In 1892 Bezar retired to Wellington, where he lived at 19 Rintoul Street, becoming a respected local figure who commanded an entry in the
Who’s Who of New Zealand. His army days were always at the forefront of his mind and he kept in close touch with old comrades both in New Zealand and in Britain, including General Sir Mansfield Clarke, previously Lieutenant-Colonel of the 57th, who was greeted by Bezar when visiting New Zealand in 1925. He was a prolific correspondent with the Middlesex Regiment’s Journal The Die Hards and his letters and reminiscences were published there over many years. Whenever important personages visited Wellington the old soldier was always among the dignitaries lined up to receive them. In 1922 he was presented to H.R.H. The Prince of Wales, Colonel-in-Chief of the Middlesex Regiment, and was given a signed photograph of the meeting.

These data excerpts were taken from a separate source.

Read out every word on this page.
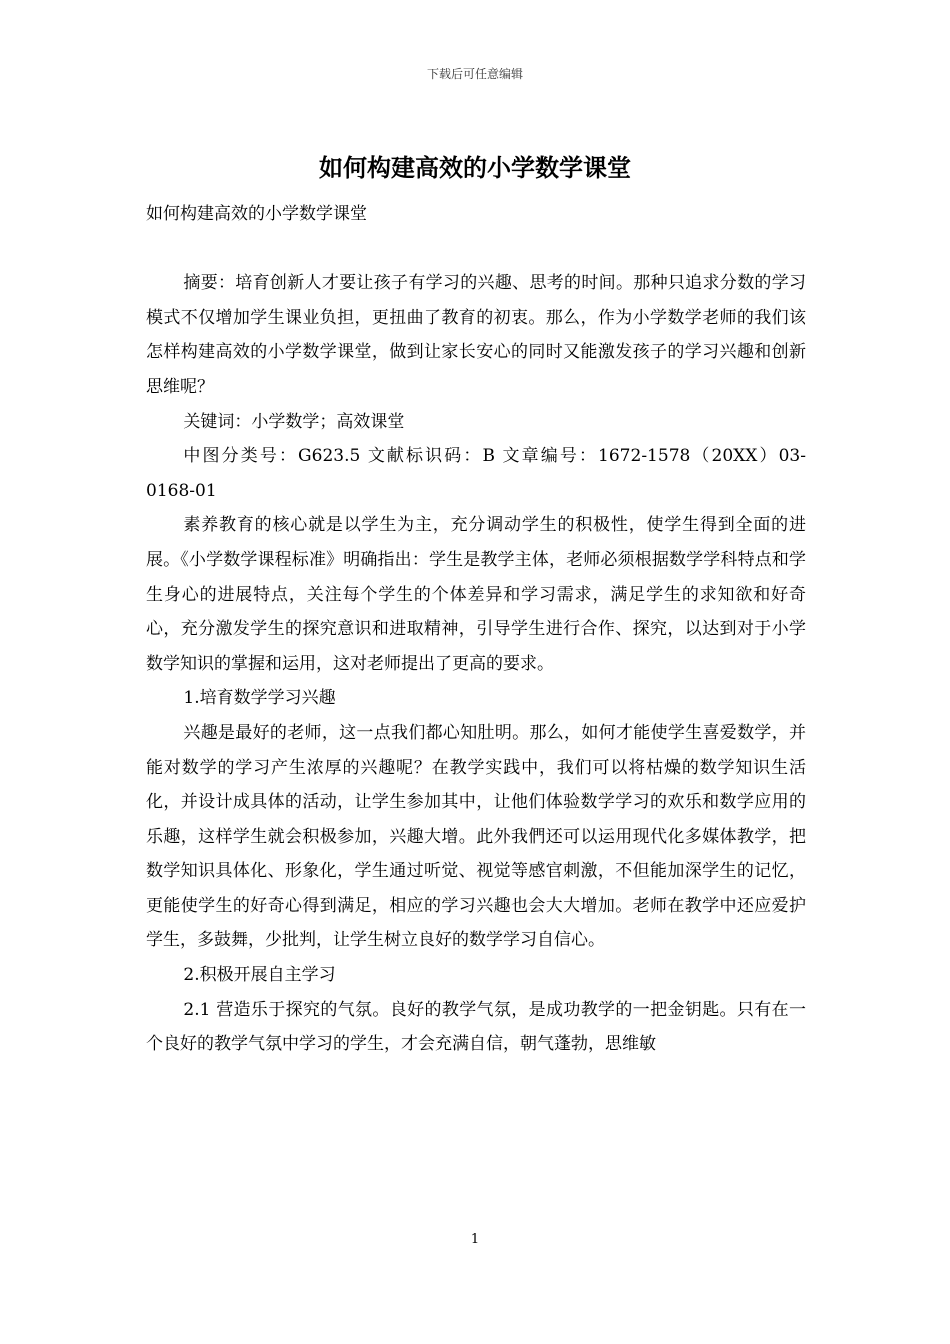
下载后可任意编辑
如何构建高效的小学数学课堂

如何构建高效的小学数学课堂

摘要：培育创新人才要让孩子有学习的兴趣、思考的时间。那种只追求分数的学习模式不仅增加学生课业负担，更扭曲了教育的初衷。那么，作为小学数学老师的我们该怎样构建高效的小学数学课堂，做到让家长安心的同时又能激发孩子的学习兴趣和创新思维呢？

关键词：小学数学；高效课堂

中图分类号：G623.5 文献标识码：B 文章编号：1672-1578（20XX）03-0168-01

素养教育的核心就是以学生为主，充分调动学生的积极性，使学生得到全面的进展。《小学数学课程标准》明确指出：学生是教学主体，老师必须根据数学学科特点和学生身心的进展特点，关注每个学生的个体差异和学习需求，满足学生的求知欲和好奇心，充分激发学生的探究意识和进取精神，引导学生进行合作、探究，以达到对于小学数学知识的掌握和运用，这对老师提出了更高的要求。

1.培育数学学习兴趣

兴趣是最好的老师，这一点我们都心知肚明。那么，如何才能使学生喜爱数学，并能对数学的学习产生浓厚的兴趣呢？在教学实践中，我们可以将枯燥的数学知识生活化，并设计成具体的活动，让学生参加其中，让他们体验数学学习的欢乐和数学应用的乐趣，这样学生就会积极参加，兴趣大增。此外我們还可以运用现代化多媒体教学，把数学知识具体化、形象化，学生通过听觉、视觉等感官刺激，不但能加深学生的记忆，更能使学生的好奇心得到满足，相应的学习兴趣也会大大增加。老师在教学中还应爱护学生，多鼓舞，少批判，让学生树立良好的数学学习自信心。

2.积极开展自主学习

2.1 营造乐于探究的气氛。良好的教学气氛，是成功教学的一把金钥匙。只有在一个良好的教学气氛中学习的学生，才会充满自信，朝气蓬勃，思维敏

1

Mary Bezar had died in May 1907, his brother Zachariah had hanged himself in 1877 when incurably ill, and his six year old son Harry was killed in a gun accident in 1889, but Edwin lived on to become the last
Die Hards veteran of the Maori wars living in New Zealand. He died in Wellington Hospital on 6 February 1936, just 12 days short of his 98th birthday. The above narrative has been condensed from the article by Gordon Everson published in Medal News in October 1990. The medal is accompanied by a large quantity of extensive research including copies of his many letters to the regimental journal, copies of his several obituary notices, and several copy photographs.